Specific characters. Scales along middle of side, about 90 in 27 rows.
D. 6-13; C. 13-13; A. 11; V. 6 + 6; P. 20.
Colors.—When alive mottled with light and dark olive, paler below, sides of head reddish. In alcohol black, pale below, and scales below middle of sides finely punctate each with 8-10 dots, only visible under a microscope.
Hab.—I found these remarkable fish only in San Diego Bay, and in but one station, which was among seaweed growing on small stones at the wharf of Newtown the military post, in November, 1861. They were left by the receding of the tide, and must have been out of the water from three to six hours daily, though kept moist by the seaweed. The four obtained were all females containing large masses of ova, and may have come to the spot in order to deposit them.

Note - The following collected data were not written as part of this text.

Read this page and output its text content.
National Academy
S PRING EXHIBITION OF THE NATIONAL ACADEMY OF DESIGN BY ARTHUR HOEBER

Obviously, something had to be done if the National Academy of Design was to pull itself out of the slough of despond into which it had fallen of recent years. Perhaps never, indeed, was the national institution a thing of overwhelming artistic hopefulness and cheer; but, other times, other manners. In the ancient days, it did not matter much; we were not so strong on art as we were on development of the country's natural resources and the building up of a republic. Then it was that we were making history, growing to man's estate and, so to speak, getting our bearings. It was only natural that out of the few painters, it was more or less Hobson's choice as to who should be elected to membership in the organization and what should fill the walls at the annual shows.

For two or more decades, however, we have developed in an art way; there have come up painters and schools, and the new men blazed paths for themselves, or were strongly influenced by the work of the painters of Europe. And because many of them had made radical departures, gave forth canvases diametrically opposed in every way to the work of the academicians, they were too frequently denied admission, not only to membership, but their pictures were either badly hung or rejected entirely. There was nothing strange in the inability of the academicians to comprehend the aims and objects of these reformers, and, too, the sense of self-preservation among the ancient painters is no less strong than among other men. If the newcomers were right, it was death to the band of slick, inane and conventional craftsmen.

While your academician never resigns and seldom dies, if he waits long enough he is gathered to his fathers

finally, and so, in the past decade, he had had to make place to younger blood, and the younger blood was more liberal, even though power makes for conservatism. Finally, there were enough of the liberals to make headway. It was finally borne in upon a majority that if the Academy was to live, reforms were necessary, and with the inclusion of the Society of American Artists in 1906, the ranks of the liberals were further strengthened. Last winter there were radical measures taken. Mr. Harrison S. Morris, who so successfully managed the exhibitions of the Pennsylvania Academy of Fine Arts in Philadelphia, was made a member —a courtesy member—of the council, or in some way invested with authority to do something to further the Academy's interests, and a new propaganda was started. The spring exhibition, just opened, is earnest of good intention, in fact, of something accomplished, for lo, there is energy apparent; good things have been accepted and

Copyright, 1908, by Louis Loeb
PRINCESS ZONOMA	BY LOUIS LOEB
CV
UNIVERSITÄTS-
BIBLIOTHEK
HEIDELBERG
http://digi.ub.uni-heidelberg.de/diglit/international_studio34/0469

I could not obtain a glass vessel suitable for an aquarium, so as to keep them alive and observe their habits. The use of the strange maxillary processes or channels is obscure, nothing analogous being known in other fishes, the nearest approach to them being apparently the lengthened maxillaries of some Salmonidæ and Clupeidæ, fish of entirely different habits and affinities, this one being evidently one of the Gobidæ. The stomach contained small crabs, apparently swallowed whole.